Paranomus spicatus
- Conservation status: Vulnerable (IUCN 3.1)

Scientific classification
- Kingdom: Plantae
- Clade: Tracheophytes
- Clade: Angiosperms
- Clade: Eudicots
- Order: Proteales
- Family: Proteaceae
- Genus: Paranomus
- Species: P. spicatus
- Binomial name: Paranomus spicatus (P.J.Bergius) Kuntz
- Synonyms: Leucadendron spicatum P.J.Bergius ; Nivenia spicata R.Br. ; Paranomus crithmifolius Knight ; Protea lagopus Willd. ; Protea spicata L. ;

= Paranomus spicatus =

- Genus: Paranomus
- Species: spicatus
- Authority: (P.J.Bergius) Kuntz
- Conservation status: VU

Species of flowering plant

Paranomus spicatus, the Kogelberg sceptre, is a flower-bearing shrub that belongs to the genus Paranomus and forms part of the fynbos . The plant is native to the Western Cape where it occurs in the Hottentots Holland Mountains from Sir Lowry's Pass to Kogelberg.
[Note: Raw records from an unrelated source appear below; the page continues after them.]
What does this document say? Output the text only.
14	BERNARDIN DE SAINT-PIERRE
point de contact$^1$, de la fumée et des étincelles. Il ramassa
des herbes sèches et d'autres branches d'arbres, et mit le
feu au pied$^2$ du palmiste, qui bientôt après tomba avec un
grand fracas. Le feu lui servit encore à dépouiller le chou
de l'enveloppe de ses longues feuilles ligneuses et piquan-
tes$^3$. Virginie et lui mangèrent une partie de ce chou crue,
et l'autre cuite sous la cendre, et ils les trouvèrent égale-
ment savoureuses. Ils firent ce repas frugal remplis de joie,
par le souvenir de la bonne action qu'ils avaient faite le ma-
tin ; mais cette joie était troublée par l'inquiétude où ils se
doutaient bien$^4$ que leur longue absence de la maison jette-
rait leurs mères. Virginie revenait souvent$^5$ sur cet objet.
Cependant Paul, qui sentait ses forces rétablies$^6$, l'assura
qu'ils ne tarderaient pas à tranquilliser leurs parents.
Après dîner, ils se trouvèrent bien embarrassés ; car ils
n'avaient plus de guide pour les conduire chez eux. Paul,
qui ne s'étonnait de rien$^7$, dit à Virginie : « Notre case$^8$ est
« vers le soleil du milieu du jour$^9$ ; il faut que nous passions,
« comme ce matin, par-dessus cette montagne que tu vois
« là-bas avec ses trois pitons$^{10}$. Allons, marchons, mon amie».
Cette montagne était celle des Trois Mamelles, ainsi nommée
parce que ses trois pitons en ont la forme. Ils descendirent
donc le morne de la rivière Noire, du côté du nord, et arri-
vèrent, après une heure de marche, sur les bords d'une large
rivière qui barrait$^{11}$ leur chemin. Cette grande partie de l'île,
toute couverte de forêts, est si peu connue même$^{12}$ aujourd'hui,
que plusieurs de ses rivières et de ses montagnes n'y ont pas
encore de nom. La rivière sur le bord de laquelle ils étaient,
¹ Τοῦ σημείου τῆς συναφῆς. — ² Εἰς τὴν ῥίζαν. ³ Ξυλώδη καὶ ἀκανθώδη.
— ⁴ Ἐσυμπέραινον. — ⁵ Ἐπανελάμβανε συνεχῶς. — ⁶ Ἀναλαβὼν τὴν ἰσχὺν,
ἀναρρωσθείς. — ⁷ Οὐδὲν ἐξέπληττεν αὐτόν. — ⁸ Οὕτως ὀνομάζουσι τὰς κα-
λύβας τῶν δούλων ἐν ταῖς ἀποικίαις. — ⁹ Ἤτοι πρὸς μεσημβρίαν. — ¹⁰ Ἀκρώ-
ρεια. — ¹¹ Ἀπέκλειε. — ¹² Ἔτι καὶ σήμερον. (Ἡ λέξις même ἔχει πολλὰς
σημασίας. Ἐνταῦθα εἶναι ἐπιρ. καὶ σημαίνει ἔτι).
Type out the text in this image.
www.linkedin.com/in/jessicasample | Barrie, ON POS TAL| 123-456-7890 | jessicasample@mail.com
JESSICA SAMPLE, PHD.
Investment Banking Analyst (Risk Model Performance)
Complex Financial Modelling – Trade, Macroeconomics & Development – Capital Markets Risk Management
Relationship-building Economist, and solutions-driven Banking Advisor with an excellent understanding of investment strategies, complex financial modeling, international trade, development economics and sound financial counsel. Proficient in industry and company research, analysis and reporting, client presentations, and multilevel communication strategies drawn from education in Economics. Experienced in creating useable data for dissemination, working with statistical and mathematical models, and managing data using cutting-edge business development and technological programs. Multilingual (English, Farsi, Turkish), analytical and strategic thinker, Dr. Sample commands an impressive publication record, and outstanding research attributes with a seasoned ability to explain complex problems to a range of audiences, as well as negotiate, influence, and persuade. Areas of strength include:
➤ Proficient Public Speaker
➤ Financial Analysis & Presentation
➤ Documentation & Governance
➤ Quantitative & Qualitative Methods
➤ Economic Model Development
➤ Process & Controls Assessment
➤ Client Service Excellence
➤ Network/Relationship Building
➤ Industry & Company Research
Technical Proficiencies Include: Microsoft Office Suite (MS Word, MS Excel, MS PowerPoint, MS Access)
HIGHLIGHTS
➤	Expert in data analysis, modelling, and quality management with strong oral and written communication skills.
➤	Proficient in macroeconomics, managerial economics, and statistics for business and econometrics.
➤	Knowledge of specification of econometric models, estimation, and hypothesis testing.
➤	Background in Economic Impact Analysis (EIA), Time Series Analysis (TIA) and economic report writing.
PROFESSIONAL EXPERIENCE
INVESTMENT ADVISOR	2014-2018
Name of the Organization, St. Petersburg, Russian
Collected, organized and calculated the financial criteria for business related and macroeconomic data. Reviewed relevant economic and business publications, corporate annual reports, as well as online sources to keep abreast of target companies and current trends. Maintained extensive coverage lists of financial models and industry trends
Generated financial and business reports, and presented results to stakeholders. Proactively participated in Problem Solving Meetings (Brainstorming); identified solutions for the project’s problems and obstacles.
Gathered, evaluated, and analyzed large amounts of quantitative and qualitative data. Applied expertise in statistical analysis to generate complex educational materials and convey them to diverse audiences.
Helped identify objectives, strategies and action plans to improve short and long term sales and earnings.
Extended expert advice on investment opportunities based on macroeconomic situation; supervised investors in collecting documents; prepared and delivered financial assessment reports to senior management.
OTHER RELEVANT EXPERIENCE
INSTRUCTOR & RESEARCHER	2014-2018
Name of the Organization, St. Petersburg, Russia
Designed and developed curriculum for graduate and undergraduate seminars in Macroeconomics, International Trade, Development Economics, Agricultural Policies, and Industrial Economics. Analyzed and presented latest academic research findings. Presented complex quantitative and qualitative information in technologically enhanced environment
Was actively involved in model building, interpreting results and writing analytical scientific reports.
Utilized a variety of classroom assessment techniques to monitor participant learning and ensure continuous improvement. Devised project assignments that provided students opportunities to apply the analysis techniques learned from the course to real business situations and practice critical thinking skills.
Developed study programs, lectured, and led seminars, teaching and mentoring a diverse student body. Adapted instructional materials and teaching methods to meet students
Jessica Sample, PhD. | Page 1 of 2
The shrub grows up to 1 m tall and flowers from September to November. Fire destroys the plant but the seeds survive. The plant is bisexual and pollination takes place through the action of insects. The fruit ripens, two months after flowering, and the seeds fall to the ground where they are spread by ants. The plant grows in shale soil which is also suitable for vineyards at heights of 200-300m.

In Afrikaans it is known as perdebos or poppies.